Today in 1997, Apple Computer launched the “Think different” marketing campaign.
The campaign’s television commercials featured black-and-white footage of 17 iconic 20th century personalities and a free-verse poem read by Richard Dreyfuss, starting with the words “Here’s to the crazy ones. The misfits. The rebels. The troublemakers. The round pegs in the square holes.” These turned out to be the opening lines in the second act of Steve Jobs and Apple.
The campaign’s slogan, “Think different,” was probably a play on the much earlier slogan “THINK,” coined by Thomas J. Watson, Sr. Frederick L. Fuller recounts in his 1938 memoir, My Half Century as an Inventor, how Watson, later CEO of IBM, ordered in the winter of 1911 that signs with just one word–THINK–be put all over the NCR factory in Dayton, Ohio. Fuller:
When later I heard the story of how this slogan came to life…I realized gradually that it represented a fine bit of applied psychology… [at a daily sales meeting Watson said]: “The trouble with all of us is that we don’t THINK enough. We are not paid for working with our feet–we draw salaries for working with our heads. Feet can never compete with brains… thought is the keynote of success in this business and in every other business. Every man on the selling force of this business today would make two dollars where he now only makes one, if he would but THINK along the right line. ‘I didn’t think’ has cost the world millions of dollars.…Today there is no IBM office, service department or other workshop, without the THINK sign… Mr. Watson’s company now publishes Think Magazine, which goes out every month to tens of thousands of thoughtful readers.
In 2011, Google started publishing Think Quarterly, (now Think with Google) “to prepare you for what happens next.”

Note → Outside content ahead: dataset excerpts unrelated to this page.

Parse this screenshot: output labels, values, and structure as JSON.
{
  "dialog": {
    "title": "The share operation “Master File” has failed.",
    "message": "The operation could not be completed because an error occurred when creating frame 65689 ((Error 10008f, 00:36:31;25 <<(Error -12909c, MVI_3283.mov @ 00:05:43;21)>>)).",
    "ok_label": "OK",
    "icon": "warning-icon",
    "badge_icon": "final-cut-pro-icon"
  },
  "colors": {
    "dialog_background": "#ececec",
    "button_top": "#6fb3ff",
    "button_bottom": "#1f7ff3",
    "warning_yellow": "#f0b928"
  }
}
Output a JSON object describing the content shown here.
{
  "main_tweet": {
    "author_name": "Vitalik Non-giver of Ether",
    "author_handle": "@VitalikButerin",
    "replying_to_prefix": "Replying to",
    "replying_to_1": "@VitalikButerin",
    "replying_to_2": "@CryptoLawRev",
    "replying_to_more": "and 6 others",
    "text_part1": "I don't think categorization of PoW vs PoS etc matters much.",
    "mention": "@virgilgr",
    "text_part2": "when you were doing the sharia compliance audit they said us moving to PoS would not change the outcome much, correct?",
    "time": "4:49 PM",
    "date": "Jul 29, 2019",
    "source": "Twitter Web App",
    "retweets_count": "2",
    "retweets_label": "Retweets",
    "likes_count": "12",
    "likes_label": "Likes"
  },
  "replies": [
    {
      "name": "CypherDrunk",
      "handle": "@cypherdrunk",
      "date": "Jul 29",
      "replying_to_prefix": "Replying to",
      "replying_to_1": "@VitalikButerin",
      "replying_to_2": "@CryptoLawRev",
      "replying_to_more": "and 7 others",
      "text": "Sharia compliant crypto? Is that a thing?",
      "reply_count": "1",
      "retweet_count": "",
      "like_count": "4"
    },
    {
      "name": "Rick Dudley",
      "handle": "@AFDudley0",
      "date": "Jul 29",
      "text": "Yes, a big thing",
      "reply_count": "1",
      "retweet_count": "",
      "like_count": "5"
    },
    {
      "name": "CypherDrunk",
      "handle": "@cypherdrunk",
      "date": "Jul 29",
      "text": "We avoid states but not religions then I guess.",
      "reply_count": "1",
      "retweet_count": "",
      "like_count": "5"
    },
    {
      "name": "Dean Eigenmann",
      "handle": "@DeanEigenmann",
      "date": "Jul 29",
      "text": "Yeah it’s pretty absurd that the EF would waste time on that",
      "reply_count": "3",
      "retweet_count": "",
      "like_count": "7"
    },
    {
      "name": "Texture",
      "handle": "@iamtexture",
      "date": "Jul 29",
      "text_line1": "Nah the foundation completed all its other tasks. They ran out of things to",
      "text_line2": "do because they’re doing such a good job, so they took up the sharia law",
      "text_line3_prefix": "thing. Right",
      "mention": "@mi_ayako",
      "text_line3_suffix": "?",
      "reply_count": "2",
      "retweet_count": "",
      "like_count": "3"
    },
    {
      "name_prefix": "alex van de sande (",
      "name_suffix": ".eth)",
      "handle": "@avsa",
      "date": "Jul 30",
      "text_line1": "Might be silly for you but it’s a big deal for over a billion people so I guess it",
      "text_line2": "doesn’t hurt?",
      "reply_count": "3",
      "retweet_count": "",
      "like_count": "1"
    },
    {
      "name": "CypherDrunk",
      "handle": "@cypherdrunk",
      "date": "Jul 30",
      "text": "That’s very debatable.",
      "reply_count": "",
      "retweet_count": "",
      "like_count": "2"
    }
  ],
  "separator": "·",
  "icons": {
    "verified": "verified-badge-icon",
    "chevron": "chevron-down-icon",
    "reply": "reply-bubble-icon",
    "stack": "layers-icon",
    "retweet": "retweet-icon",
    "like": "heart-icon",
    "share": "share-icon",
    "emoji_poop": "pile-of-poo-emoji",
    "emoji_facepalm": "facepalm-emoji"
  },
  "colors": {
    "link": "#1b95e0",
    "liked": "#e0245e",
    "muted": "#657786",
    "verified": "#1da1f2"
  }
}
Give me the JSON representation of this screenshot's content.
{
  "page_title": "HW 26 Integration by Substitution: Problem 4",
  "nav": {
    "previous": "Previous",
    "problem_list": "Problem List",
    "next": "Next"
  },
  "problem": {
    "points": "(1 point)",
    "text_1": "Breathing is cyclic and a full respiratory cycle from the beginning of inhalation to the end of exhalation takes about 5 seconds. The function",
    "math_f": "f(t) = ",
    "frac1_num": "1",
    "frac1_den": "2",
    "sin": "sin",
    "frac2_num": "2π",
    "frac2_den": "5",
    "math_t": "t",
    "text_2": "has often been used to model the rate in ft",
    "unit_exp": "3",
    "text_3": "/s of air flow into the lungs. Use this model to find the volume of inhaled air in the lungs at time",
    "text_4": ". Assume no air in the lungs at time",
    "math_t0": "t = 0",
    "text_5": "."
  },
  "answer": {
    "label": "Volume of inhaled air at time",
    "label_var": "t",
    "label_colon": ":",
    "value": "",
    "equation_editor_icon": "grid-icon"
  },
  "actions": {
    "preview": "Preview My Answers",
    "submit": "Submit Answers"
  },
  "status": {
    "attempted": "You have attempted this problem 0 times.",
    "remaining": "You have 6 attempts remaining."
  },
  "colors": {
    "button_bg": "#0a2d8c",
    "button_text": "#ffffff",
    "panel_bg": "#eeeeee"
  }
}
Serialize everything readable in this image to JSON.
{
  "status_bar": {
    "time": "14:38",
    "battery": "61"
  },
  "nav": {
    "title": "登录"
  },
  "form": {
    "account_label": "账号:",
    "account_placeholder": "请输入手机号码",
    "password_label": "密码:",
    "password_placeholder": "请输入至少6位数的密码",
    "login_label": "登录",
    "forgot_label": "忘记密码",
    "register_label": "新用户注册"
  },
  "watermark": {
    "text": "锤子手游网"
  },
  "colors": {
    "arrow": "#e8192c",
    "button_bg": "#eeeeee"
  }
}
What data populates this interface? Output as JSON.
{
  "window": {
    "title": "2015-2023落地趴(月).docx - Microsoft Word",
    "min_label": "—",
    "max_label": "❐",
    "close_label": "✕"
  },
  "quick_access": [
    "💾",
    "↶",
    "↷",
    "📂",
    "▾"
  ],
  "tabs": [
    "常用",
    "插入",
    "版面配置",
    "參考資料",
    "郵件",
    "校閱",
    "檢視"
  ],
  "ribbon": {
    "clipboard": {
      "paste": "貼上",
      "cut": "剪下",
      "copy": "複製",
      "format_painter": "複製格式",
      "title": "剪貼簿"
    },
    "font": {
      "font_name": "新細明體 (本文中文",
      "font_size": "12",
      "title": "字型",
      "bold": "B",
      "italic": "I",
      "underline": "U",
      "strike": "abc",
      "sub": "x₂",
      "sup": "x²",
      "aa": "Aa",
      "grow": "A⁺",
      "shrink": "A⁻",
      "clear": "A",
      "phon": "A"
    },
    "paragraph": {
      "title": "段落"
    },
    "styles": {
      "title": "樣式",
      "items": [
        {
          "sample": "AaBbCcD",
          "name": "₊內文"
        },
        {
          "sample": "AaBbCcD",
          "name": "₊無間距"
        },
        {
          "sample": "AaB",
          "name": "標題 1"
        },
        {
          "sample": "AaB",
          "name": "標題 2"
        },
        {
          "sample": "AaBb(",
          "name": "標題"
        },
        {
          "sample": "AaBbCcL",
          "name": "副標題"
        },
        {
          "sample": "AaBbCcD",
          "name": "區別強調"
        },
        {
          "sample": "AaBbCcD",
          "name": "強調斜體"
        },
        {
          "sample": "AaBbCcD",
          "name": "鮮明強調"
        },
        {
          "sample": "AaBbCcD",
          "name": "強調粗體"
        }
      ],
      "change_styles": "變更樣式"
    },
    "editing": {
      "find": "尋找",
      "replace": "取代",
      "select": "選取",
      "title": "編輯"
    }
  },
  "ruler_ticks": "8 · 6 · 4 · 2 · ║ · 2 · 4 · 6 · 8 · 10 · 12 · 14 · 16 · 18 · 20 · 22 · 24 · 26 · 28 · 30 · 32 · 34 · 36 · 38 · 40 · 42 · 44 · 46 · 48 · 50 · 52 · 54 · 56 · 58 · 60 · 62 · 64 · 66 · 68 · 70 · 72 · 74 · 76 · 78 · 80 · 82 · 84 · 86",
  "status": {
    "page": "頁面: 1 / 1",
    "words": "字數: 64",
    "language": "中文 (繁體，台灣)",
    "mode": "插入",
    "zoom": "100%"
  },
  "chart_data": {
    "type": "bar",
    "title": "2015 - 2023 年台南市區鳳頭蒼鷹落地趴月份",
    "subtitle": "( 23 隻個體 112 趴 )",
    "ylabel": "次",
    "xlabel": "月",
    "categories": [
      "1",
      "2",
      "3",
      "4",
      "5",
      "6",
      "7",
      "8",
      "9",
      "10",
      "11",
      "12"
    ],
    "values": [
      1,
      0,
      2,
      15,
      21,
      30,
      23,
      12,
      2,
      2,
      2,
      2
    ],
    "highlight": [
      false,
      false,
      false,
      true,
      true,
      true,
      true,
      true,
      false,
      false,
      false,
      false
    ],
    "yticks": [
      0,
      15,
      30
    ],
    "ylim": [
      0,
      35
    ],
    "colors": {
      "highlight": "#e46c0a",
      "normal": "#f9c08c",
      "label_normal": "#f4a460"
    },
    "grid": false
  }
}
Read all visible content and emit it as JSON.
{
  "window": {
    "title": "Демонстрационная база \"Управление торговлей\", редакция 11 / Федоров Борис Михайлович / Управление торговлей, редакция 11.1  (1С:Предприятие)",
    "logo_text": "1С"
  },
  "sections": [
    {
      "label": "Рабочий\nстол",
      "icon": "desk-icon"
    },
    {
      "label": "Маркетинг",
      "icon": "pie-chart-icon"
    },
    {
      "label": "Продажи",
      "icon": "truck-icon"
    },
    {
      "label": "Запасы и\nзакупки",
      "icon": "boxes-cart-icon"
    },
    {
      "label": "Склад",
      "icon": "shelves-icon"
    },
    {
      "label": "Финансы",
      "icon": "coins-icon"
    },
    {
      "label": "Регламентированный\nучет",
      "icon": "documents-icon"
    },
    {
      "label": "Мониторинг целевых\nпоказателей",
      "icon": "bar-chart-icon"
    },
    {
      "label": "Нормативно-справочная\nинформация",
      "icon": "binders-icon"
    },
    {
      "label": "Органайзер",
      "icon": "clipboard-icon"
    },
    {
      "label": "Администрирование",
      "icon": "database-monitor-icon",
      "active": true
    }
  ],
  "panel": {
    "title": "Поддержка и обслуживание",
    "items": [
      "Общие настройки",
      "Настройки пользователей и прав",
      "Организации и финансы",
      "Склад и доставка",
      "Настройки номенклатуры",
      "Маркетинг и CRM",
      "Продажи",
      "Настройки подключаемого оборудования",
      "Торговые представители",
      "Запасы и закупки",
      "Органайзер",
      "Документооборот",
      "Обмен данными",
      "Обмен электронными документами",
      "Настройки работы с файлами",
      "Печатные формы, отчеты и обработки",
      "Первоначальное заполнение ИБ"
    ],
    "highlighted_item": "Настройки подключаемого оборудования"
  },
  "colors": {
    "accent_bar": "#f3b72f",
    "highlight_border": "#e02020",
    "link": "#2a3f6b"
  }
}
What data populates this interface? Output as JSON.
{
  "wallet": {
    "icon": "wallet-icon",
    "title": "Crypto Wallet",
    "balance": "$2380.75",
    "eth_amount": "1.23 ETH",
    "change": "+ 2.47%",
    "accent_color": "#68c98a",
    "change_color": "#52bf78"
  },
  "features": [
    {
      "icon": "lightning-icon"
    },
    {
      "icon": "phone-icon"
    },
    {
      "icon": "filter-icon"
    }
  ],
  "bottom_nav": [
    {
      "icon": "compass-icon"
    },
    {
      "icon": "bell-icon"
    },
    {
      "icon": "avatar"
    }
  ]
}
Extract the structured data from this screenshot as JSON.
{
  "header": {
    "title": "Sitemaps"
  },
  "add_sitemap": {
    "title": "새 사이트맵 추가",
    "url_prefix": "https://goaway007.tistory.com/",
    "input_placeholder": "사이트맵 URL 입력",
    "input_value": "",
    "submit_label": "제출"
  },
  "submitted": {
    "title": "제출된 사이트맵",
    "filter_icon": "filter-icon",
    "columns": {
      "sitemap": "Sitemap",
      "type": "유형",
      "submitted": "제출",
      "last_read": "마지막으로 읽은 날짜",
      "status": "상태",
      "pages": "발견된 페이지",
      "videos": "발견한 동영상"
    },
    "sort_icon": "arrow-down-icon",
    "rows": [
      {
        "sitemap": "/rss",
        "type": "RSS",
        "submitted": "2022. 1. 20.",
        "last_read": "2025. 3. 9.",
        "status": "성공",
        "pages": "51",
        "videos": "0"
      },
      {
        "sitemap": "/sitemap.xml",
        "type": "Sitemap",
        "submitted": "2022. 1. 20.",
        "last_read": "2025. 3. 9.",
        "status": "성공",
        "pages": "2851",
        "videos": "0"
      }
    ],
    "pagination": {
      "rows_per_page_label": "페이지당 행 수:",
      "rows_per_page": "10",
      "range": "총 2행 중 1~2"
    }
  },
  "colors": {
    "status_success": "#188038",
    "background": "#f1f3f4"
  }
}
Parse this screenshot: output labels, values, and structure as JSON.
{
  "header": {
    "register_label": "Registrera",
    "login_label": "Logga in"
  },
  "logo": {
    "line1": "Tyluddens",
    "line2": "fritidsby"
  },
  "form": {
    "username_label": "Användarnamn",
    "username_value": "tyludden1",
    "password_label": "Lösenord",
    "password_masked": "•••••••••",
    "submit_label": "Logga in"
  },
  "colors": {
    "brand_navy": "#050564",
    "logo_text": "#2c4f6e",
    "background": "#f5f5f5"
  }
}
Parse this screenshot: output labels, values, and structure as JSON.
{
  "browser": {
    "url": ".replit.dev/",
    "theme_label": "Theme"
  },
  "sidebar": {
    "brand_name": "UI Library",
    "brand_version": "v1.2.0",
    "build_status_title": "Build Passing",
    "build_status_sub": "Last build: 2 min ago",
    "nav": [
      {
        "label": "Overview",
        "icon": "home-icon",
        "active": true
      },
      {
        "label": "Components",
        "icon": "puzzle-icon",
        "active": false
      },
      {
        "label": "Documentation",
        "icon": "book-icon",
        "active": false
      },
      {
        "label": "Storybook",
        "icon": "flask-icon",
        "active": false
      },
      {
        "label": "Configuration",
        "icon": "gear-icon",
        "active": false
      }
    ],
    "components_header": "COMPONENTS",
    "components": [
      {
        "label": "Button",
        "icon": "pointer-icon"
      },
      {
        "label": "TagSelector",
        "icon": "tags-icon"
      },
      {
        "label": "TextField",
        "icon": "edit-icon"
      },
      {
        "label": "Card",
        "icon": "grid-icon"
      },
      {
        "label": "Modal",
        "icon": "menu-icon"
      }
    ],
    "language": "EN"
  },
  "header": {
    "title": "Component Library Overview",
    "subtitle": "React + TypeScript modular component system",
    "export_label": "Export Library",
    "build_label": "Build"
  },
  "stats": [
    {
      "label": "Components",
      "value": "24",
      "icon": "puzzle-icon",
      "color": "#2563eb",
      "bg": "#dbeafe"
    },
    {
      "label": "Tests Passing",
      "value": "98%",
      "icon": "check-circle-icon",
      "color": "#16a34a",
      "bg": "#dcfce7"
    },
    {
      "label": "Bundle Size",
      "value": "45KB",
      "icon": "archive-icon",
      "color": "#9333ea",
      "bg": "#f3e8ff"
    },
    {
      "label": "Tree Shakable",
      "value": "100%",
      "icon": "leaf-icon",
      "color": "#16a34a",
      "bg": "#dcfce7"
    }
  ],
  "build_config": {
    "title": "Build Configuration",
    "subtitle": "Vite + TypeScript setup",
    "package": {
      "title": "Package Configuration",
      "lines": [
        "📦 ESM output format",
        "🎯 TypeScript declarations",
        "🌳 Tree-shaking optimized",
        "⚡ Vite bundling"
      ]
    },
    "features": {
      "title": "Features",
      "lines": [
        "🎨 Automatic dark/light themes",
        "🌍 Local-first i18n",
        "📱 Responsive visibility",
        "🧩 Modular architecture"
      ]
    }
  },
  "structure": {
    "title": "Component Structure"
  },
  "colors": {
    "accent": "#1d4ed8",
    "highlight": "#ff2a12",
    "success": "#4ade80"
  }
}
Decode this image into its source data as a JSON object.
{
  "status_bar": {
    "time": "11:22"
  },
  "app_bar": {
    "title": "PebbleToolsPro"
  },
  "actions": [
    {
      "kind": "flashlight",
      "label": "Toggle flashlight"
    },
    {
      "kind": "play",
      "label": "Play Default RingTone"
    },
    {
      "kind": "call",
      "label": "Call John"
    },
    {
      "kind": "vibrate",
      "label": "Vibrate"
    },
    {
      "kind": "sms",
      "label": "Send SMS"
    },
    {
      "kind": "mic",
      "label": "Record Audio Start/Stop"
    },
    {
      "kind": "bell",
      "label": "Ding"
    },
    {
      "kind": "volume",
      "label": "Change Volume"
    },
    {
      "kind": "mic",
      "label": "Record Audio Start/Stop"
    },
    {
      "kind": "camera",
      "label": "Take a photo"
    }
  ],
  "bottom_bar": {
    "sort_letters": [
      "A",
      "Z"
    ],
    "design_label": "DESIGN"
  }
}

One final thought from the creator of A Bear of Very Little Brain who used to tell himself “think, think, think” whenever he got into trouble: “The third-rate mind is only happy when it is thinking with the majority. The second-rate mind is only happy when it is thinking with the minority. The first-rate mind is only happy when it is thinking.” He also said: “A quotation is a handy thing to have about, saving one the trouble of thinking for oneself.”